Ecrit Epistolaire (5): Savoir Faire
Monsieur le Maire,
Si au seuil de cette démarche je me veux grincheux, cela restera cependant convenable à l'oreille ouverte. Je ne peux effectivement resté insensible aux dérapages de la modernité qui sans retenue pourfend la tradition au profit de la productivité. En effet après la fermeture de Thevenot, artisan maître chocolatier située près des bruyères, je me suis aperçu que notre chère bonne cité s'était dépourvue d'un excellent savoir faire. A considérer qu'au départ fort regrettable de Cartier il y a quelques années, cet artisan pâtissier avait également laissé un grand vide. Nous pourrions nous satisfaire des boulangeries d'aujourd'hui mais au regard d'une ville bien nourrie, il faut comprendre ce qui la rend si bonne. Qu’un pain quotidien qui apporte aux années le meilleur des bénéfices, fruit du talent et de l'amour, a apporté aux générations successives de français une rassurante consistance, les rendant honorables aux yeux du monde. De plus affublé d’une langue savante qui a vu naître les plus grands écrivains, l’on peut se satisfaire d’une gastronomie des plus délicate. Il n’en demeure pas moins que l’esprit français est un don, qui vit chez l’écrivain, le viticulteur, le fromager et le boulanger, pour ne citer qu’eux, et qu’en maîtres qu’ils sont, donnent à l’homme sa mesure la plus profitable. Il ne reste donc qu’à l’esprit soucieux de ce mode de vie de convenir qu’au jour qui est le nôtre, notre bonne ville s’en détache petit à petit.
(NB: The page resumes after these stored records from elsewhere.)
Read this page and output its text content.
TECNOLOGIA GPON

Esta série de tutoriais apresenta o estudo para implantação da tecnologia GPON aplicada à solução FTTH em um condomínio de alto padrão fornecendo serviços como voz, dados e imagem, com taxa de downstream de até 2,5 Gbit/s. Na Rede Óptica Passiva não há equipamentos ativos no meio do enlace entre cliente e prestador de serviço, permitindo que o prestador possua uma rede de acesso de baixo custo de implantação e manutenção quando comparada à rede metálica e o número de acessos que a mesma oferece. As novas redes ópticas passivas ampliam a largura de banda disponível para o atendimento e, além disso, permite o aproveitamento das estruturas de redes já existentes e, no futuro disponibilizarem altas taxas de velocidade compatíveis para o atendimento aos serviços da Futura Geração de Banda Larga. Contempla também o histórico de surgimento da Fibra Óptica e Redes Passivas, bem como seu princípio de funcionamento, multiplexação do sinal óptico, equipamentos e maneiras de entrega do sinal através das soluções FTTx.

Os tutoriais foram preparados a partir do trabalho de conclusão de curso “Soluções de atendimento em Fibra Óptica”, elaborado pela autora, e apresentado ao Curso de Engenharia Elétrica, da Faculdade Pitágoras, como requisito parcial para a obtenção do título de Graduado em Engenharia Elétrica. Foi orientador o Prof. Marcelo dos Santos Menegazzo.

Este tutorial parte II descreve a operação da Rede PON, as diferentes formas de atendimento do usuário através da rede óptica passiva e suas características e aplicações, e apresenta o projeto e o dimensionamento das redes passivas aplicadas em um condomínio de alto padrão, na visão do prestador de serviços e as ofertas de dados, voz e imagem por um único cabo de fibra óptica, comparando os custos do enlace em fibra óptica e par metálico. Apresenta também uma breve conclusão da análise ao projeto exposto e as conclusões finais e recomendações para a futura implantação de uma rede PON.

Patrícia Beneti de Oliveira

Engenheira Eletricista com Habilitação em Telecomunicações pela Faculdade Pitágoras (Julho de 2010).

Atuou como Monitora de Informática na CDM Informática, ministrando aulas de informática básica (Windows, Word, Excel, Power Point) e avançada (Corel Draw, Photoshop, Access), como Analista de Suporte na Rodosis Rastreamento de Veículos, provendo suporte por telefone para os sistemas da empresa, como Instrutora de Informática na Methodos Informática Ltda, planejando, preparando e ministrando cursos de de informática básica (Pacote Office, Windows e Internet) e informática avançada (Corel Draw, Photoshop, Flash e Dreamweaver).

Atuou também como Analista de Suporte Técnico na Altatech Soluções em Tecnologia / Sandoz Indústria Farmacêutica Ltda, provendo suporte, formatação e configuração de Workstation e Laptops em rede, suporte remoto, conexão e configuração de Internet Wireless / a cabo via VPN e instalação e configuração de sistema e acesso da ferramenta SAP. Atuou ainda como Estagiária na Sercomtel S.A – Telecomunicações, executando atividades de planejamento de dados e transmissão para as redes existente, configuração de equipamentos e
A l’homme qui gère la vie des autres lui incombe de ne pas l’oublier afin que demain ne l'affuble pas d’une médiocrité qui rendra ses enfants inaptes à la grandeur. Perdre ainsi autant de saveur en ce temps rendra caduque les efforts consentis ailleurs. La démarche propre à l’homme juste est de conserver ce qu’il y a de mieux en lui et de rejeter ce qui pourrait l’affadir. A ces mots qui soulignent le regret de se voir dépourvu d’hommes et de femmes qui par leur talent donnent ce qui ont de meilleur, je rend témoignage d‘une pensée qui ne veut perdre ses racines. Les Lilas ne demeureront plus pour longtemps une terre de richesse si aux enseignes qui s’installent ne prévaut plus la qualité.